A good night's sleep doesn't start when your head hits the pillow. It starts as soon as you wake up. The choices you make in the first few hours of your day send strong signals to your body about when to feel energised and when to wind down. If your mornings are chaotic, rushed, or dominated by indoor light and screens, your body's internal clock can lose its rhythm, making it harder to fall asleep and stay asleep later on.
Let's begin by breaking down 3 morning habits that build better sleep tonight.

Understanding Your Body's Clock for Better Sleep
Your circadian rhythm is your body's internal operating system. It regulates sleep, hormones, mood, digestion, immune function and even temperature. It runs on a roughly 24-hour cycle and depends on external cues like:
- Light exposure
- Meal timing
- Daily movement
- Breath and nervous system state
Your circadian rhythm is incredibly adaptive, but also delicately tuned. It thrives on consistency, natural light, and gentle structure.
When you protect it, you'll feel clearer, calmer, and more energised throughout the day, and sleep comes much more easily at night.
Habit 1: Get Natural Light Into Your Eyes Early
The single most powerful sleep-supporting behaviour you can do is get outside into natural morning light.
Morning light exposure:
- Suppresses melatonin (the sleep hormone)
- Boosts cortisol naturally (your "wake-up" hormone)
- Resets your sleep-wake cycle so you feel tired at the right time later
Little or no natural light in the morning pushes melatonin release later in the day, leading to afternoon crashes and in some cases, insomnia.
What to do:
- Within the first 5–30 minutes of waking, go outside.
- No sunglasses, no looking through windows (glass blocks the spectrum your brain needs).
- Don't stare directly at the sun.

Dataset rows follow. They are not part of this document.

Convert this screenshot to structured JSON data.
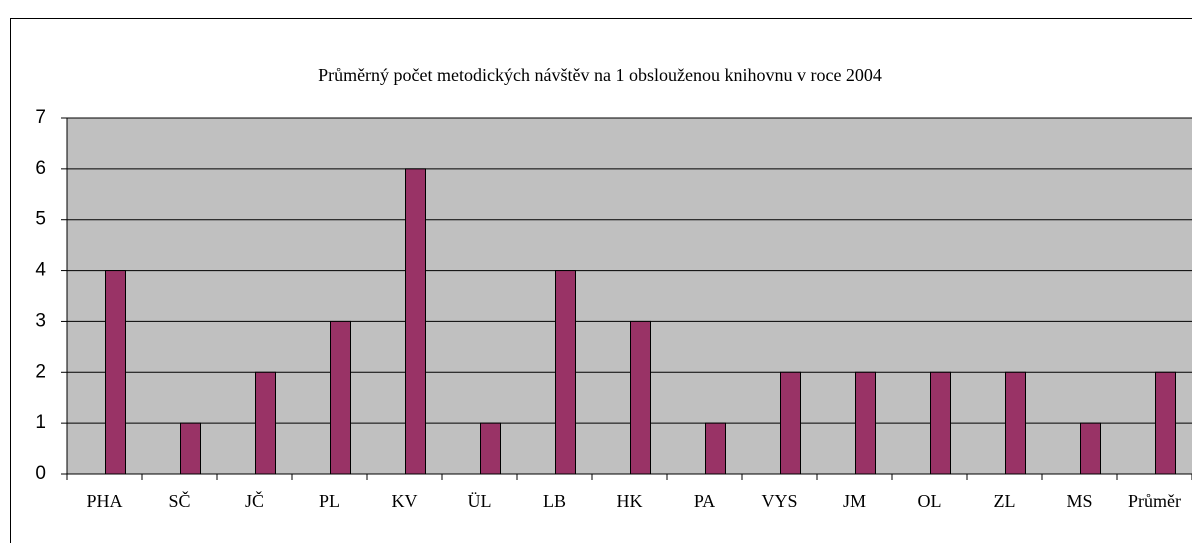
{
  "chart_data": {
    "type": "bar",
    "title": "Průměrný počet metodických návštěv na 1 obslouženou knihovnu v roce 2004",
    "categories": [
      "PHA",
      "SČ",
      "JČ",
      "PL",
      "KV",
      "ÜL",
      "LB",
      "HK",
      "PA",
      "VYS",
      "JM",
      "OL",
      "ZL",
      "MS",
      "Průměr"
    ],
    "values": [
      4,
      1,
      2,
      3,
      6,
      1,
      4,
      3,
      1,
      2,
      2,
      2,
      2,
      1,
      2
    ],
    "color": "#993366",
    "ylim": [
      0,
      7
    ],
    "yticks": [
      0,
      1,
      2,
      3,
      4,
      5,
      6,
      7
    ],
    "grid": true
  }
}
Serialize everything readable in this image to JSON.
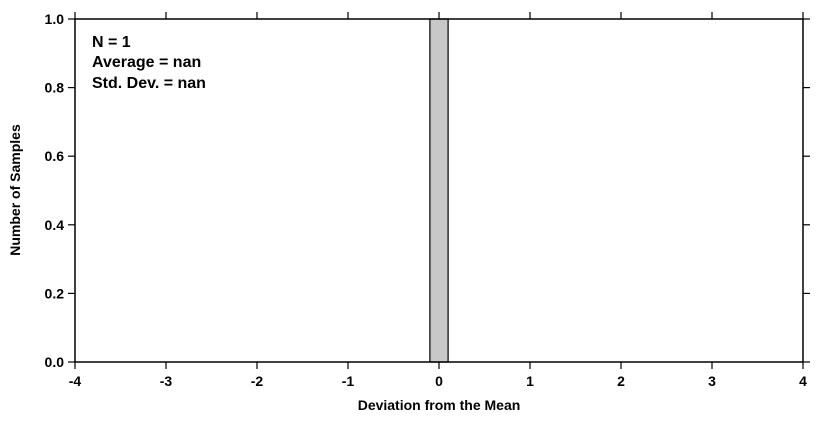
{
  "chart_data": {
    "type": "bar",
    "title": "",
    "xlabel": "Deviation from the Mean",
    "ylabel": "Number of Samples",
    "xlim": [
      -4,
      4
    ],
    "ylim": [
      0,
      1.0
    ],
    "xticks": [
      "-4",
      "-3",
      "-2",
      "-1",
      "0",
      "1",
      "2",
      "3",
      "4"
    ],
    "yticks": [
      "0.0",
      "0.2",
      "0.4",
      "0.6",
      "0.8",
      "1.0"
    ],
    "bins": [
      {
        "x0": -0.1,
        "x1": 0.1,
        "value": 1
      }
    ],
    "bar_color": "#c8c8c8",
    "annotations": [
      "N = 1",
      "Average = nan",
      "Std. Dev. = nan"
    ],
    "grid": false,
    "legend": "none"
  }
}
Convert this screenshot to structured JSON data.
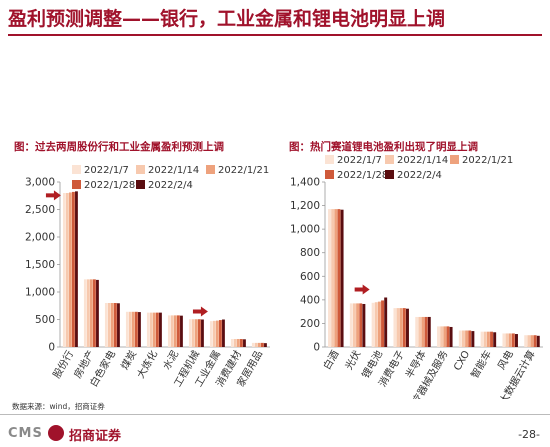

Just face the direction of daylight.
(WARNING – obviously, sunlight is powerful and can be dangerous to look at directly – facing the sun, without directly looking at it is enough, don't put your eyesight into any danger)
How long:
- 10–15 minutes if it's sunny
- 20–30 minutes if it's cloudy
Habit 2: Stack Light Exposure With Breathwork
While you're outside, add slow, nasal breathing to regulate your nervous system.
Try this:
- Inhale through your nose for 5 seconds
- Exhale through your nose for 5 seconds
- Keep the breath light, gentle, and quiet
This signals safety in the body, lowers stress chemistry, and sets your system on a calmer track for the day. Which makes sleep, later on, easier.
Habit 3: Add Grounding for Even Better Reset
Grounding may help:
- Calm the nervous system
- Reduce inflammation
- Support circadian alignment
Think of it as connecting back to the natural cues your body is wired for.
Easy Ways to Fit This Into Everyday Life
Make it seamless by pairing light exposure with something you're already doing:
- Walking the dog
- Taking the bins out
- Walking to the train or car
- Morning coffee outside instead of at the table (although, don't have your coffee too early after waking – why? Come back for Part 2 of this series to find out!)
If You Had a Bad Night's Sleep…
Don't chase sleep. Don't overthink it. Don't try to "fix" it during the night.
Simply start again with morning light.